One fall night at a party at 27 Clifton Street freshman college student Jacob Smith was drinking Busch beer and turning up with his friends when one of them began to freestyle. Intrigued by his friend’s newly acquired confidence, and the attention he was now receiving from everyone at the party, Jacob decided to join in.
After three times of announcing to everyone that he was about to “go in” but backing out at the last second, each time shaking his head and hand that wasn’t holding his Busch beer, he suggested, “Yo, let’s put on an instrumental.” Shorty after Jacob and his friends stopped punching each other in the arm and yelling “duuuuudeee!” (in awe of Jacob’s brilliant idea), Jacob plugged in his iPhone into his friends sick stereo system he bought off some guy from Craigslist.
After consecutively rhyming every other six words for a total of 15.5 seconds, Jacob realized he had a true gift for delivering rhyming words in a seducing flow. As the night went on, Jacob continued to freestyle over instrumental beats with his friends all the while drinking Busch beer and hitting a blunt, but not inhaling (but don’t worry his friends didn’t know he wasn’t inhaling).
Later in the evening Jacob faced a little adversity when his iPhone died, and thus the music with it. This left Jacob’s voice as the only audible noise, leaving people able to decipher each and every one of his words—no longer was he able to make up noises and words that would normally sound like real rhymes when drowned out by an insanely loud beat. Jacob’s “homie” Tyler aka “TyCon” aka “DJ T Dik” saved the night though when he realized he too had his phone on him and he could plug it in and play some fresh beats.

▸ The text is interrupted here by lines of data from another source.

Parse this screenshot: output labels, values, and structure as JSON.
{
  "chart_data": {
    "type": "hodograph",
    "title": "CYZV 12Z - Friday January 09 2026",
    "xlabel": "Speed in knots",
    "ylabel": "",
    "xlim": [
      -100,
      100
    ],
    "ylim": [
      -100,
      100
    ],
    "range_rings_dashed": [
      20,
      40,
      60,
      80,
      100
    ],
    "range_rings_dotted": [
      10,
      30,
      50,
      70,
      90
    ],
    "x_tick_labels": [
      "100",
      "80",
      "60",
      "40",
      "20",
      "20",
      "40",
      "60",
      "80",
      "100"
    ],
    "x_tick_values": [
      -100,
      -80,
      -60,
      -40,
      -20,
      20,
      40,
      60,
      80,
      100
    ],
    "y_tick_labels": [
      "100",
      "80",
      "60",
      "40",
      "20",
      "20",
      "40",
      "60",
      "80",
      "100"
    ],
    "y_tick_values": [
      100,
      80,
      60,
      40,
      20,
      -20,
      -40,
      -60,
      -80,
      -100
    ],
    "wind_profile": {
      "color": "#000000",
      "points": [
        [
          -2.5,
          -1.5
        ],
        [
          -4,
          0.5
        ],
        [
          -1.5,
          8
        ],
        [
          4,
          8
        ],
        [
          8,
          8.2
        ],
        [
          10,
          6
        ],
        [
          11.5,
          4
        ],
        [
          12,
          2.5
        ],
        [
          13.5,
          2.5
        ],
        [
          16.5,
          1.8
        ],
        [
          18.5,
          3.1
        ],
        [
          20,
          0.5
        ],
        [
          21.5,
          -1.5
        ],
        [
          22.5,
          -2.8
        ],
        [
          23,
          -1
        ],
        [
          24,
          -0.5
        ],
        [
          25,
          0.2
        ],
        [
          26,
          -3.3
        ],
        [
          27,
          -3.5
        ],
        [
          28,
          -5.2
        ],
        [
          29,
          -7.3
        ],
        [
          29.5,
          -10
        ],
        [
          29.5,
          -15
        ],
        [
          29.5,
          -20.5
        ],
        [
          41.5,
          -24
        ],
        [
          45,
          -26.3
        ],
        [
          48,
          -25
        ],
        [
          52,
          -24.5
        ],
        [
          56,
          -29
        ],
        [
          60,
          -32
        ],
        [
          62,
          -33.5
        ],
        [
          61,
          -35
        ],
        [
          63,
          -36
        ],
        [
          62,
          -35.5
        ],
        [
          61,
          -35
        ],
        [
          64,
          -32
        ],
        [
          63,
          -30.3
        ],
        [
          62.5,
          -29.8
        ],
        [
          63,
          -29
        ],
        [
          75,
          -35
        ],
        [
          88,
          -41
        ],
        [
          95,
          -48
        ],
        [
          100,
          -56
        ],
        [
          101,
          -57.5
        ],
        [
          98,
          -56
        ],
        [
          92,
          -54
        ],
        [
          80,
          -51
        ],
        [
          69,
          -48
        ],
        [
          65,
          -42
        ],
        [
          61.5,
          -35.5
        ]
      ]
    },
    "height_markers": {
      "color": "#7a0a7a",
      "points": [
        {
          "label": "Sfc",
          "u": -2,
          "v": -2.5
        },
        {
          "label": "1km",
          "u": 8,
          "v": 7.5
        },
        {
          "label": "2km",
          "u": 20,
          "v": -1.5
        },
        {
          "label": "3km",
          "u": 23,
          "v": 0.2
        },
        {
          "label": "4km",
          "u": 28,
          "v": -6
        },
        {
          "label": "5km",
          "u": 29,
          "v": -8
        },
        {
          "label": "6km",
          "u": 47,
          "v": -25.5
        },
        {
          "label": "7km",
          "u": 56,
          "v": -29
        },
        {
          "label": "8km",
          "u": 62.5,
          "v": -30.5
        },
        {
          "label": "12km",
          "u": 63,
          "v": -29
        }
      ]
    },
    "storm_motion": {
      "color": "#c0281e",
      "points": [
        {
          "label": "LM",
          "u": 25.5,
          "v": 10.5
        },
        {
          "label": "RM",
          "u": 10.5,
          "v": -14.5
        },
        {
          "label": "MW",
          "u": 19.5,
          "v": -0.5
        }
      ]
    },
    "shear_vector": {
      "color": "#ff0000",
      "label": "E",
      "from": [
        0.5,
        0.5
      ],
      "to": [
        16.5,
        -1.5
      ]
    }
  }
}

Jacob and his friends continued freestyling even after everyone from the party had gone home. They stood around in a tight circle, respectfully taking turns freestyling and offering one another encouraging head bobs and shouts of “ooohhhhhhhhh!!!!!” and “OK!” after hearing one another’s incredibly ingenious lyrical wordplay. After another two hours of doing this, Jacob left 27 Clifton and walked back to his dorm room with a prideful smirk as he realized he know knew what he wanted to do with his life. His next step would be to email his Leep advisor Evette Walters and set up a meeting to plan a Leep project.
Jacob met with Mrs. Walters the following week, although he was surprised to find out that she had no idea who he was regardless of their constant communication back and forth via email for the past week. “That’s okay, she’s just a hater. She’ll know me one day,” he thought as he uncomfortably sat in a chair across from her desk while she fuddled papers around and let music play from her computer even though they were in a meeting. Jacob informed her that he wanted to do a Leep project this upcoming summer in which he would write and produce a fire mixtape. Mrs. Walters was confused from they very beginning as she wasn’t exactly sure what a Leep project was and had to go get someone else who kind of, but still didn’t really have any idea what a Leep project was, come in and speak with him. This new person was concerned Jacob’s proposed project didn’t have much academic merit. Jacob interrupted her mid-sentence to ask for her name so he could jot it down as he was going to later write a diss track in which he would go on to take out the entire Leep department.
Jacob left the meeting feeling disenchanted, but that disenchantment quickly faded away when he realized Drake never did a Leep project to kick start his rap career, which meant he didn’t need to either, and he confidently decided he would drop his mixtape himself with no help from a label or faculty advisor.
Upon arriving home, Jacob shared a link to his soundcloud page which featured a thirty second clip of him freestyling over Kanye West’s “All of the Lights” with a status that read, “New mixtape coming soon.” As of this morning there has only been one like and comment from his uncle Ricky that read, “Can’t wait to hear it kiddo.”